According to local media reports of a company meeting in March, she sought to dispel perceptions of Country Garden as a family business, recounting a discussion with her father after she returned from the US about how the company relied on wider talent from society.
At its headquarters in Foshan, a city in Guangdong province, both the former chair and his daughter were often chauffeured around in two Maybach cars that were parked outside the building, according to one former and one current employee.
“I don’t know whether it’s intimidating or inspiring,” the former employee said. Staff at the company were “very motivated to believe joining this company will make me rich within five to 10 years as long as I can get [a] project going”, the person added.

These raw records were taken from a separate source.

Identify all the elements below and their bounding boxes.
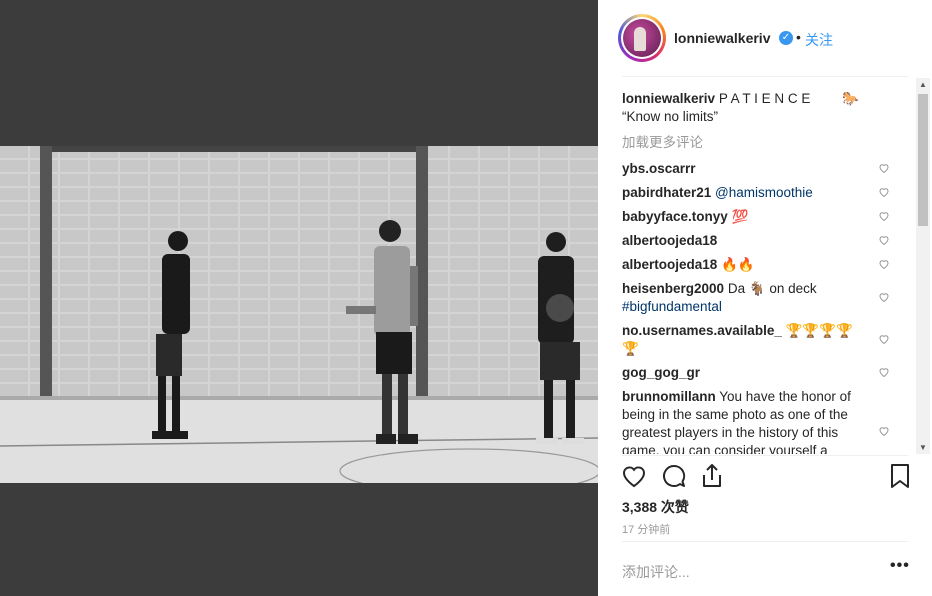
separator-dot: • [796,29,801,45]
heart-icon[interactable] [878,291,890,303]
post-timestamp[interactable]: 17 分钟前 [622,521,670,537]
heart-icon[interactable] [878,210,890,222]
comment-text: Da 🐐 on deck [727,281,817,296]
avatar[interactable] [618,14,666,62]
avatar-frame [621,17,663,59]
comment-item: babyyface.tonyy 💯 [622,208,862,226]
comment-hashtag[interactable]: #bigfundamental [622,299,722,314]
header-divider [622,76,908,77]
comment-username[interactable]: albertoojeda18 [622,233,717,248]
heart-icon[interactable] [878,425,890,437]
scroll-down-icon[interactable]: ▼ [919,443,927,452]
comments-scrollbar[interactable]: ▲ ▼ [916,78,930,454]
bookmark-icon[interactable] [886,462,914,490]
comment-text: 🔥🔥 [721,257,755,272]
post-side-panel: lonniewalkeriv ✓ • 关注 lonniewalkeriv P A… [598,0,932,596]
heart-icon[interactable] [878,258,890,270]
comment-icon[interactable] [660,462,688,490]
comment-item: no.usernames.available_ 🏆🏆🏆🏆 🏆 [622,322,862,358]
heart-icon[interactable] [878,186,890,198]
comment-username[interactable]: brunnomillann [622,389,716,404]
comment-username[interactable]: pabirdhater21 [622,185,711,200]
comment-username[interactable]: ybs.oscarrr [622,161,696,176]
comment-item: pabirdhater21 @hamismoothie [622,184,862,202]
avatar-image [623,19,661,57]
load-more-comments-button[interactable]: 加载更多评论 [622,134,703,152]
heart-icon[interactable] [878,234,890,246]
photo-pane [0,0,598,596]
likes-count[interactable]: 3,388 次赞 [622,497,689,517]
post-photo[interactable] [0,146,598,483]
comment-item: albertoojeda18 🔥🔥 [622,256,862,274]
post-image [0,146,598,483]
caption-line2: “Know no limits” [622,109,719,124]
comment-item: brunnomillann You have the honor of bein… [622,388,862,454]
comment-item: ybs.oscarrr [622,160,862,178]
heart-icon[interactable] [878,162,890,174]
comment-text-2: 🏆 [622,341,639,356]
actions-divider [622,455,908,456]
caption-text: P A T I E N C E [718,91,811,106]
comment-text: 💯 [731,209,749,224]
caption: lonniewalkeriv P A T I E N C E 🐎 “Know n… [622,90,902,126]
comment-username[interactable]: heisenberg2000 [622,281,724,296]
caption-emoji: 🐎 [842,91,859,106]
comment-username[interactable]: babyyface.tonyy [622,209,728,224]
comment-text: 🏆🏆🏆🏆 [785,323,853,338]
comment-username[interactable]: no.usernames.available_ [622,323,782,338]
comments-list[interactable]: lonniewalkeriv P A T I E N C E 🐎 “Know n… [622,78,916,454]
heart-icon[interactable] [878,366,890,378]
scroll-thumb[interactable] [918,94,928,226]
post-header: lonniewalkeriv ✓ • 关注 [598,0,932,77]
add-comment-input[interactable]: 添加评论... [622,562,690,582]
username-link[interactable]: lonniewalkeriv [674,30,770,46]
share-icon[interactable] [698,462,726,490]
heart-icon[interactable] [878,333,890,345]
comment-divider [622,541,908,542]
comment-username[interactable]: gog_gog_gr [622,365,700,380]
comment-item: heisenberg2000 Da 🐐 on deck #bigfundamen… [622,280,862,316]
comment-mention[interactable]: @hamismoothie [715,185,813,200]
comment-username[interactable]: albertoojeda18 [622,257,717,272]
caption-username[interactable]: lonniewalkeriv [622,91,715,106]
heart-icon[interactable] [620,462,648,490]
verified-badge-icon: ✓ [779,31,793,45]
comment-item: gog_gog_gr [622,364,862,382]
scroll-up-icon[interactable]: ▲ [919,80,927,89]
more-options-button[interactable]: ••• [890,557,910,575]
follow-button[interactable]: 关注 [805,30,833,50]
comment-item: albertoojeda18 [622,232,862,250]
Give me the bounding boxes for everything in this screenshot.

Yang was until recently also the largest shareholder in Country Garden Services, a separate business that generates income from managing apartment buildings.
In late July, on the same day that Country Garden issued a profit warning, Yang donated approximately 20 per cent of the services company, worth almost $1bn, to a Hong Kong-registered foundation that was set up as a charitable institution only weeks earlier by Yang Ziying, her younger sister.
According to a company filing, the donation was made for charitable purposes, including assisting vulnerable groups, funding disaster relief and promoting rural revitalisation in mainland China.
The timing of the donation, which came a week before bond payments were missed, was interpreted by some analysts and investors as a possible attempt to ringfence the shares. Services arms of other developers have played important roles in debt restructurings, such as Evergrande, which this week filed for bankruptcy in New York.
Cindy Li, an analyst at Citi, suggested the move was motivated by “charitable, family asset reallocation, inheritance and risk-segregation purposes”, and noted that charitable donations are encouraged by the Chinese government’s common prosperity policy.
The current Country Garden employee told the Financial Times that when government or business representatives visit the company’s headquarters, they are first taken to a school opposite that was funded by Yang and her father in order to emphasise their charitable approach.
In China, developers play a critical role in financing local governments through land purchases. At Country Garden, senior people within the company “always emphasised how important it was to understand Chinese politics”, the former employee said.
Victor Shih, professor of Chinese political economy at the University of California, San Diego, said that China’s large developers “had a great deal of political capital in the party”. They “were keys to local officials’ careers given their role in driving local growth”, said Shih.
But now, he added, local officials had “focused on appeasing the centre . . . instead of paying attention to the needs of local economic interests, including developers”. Beijing, which has centralised authority over recent years, has stopped short of any real estate bailouts, instead encouraging the completion of unfinished projects.
Country Garden and Yang Huiyan declined to comment.
Yang Huiyan and her sister have previously bought property in Hong Kong. Hui Ka Yan, the founder and chair of Evergrande, who was formerly China’s richest man, has seen his personal wealth come under intense scrutiny from investors amid the developer’s ongoing restructuring.
Howie predicts Chinese billionaires such as Yang will be put under pressure by Beijing to help shore up economic growth — an increasingly difficult ask.
“The [Communist] party clearly now is looking to the private sector, whether it be tech, whether it be property, and are saying you’ve [got] to contribute your fair share,” he said.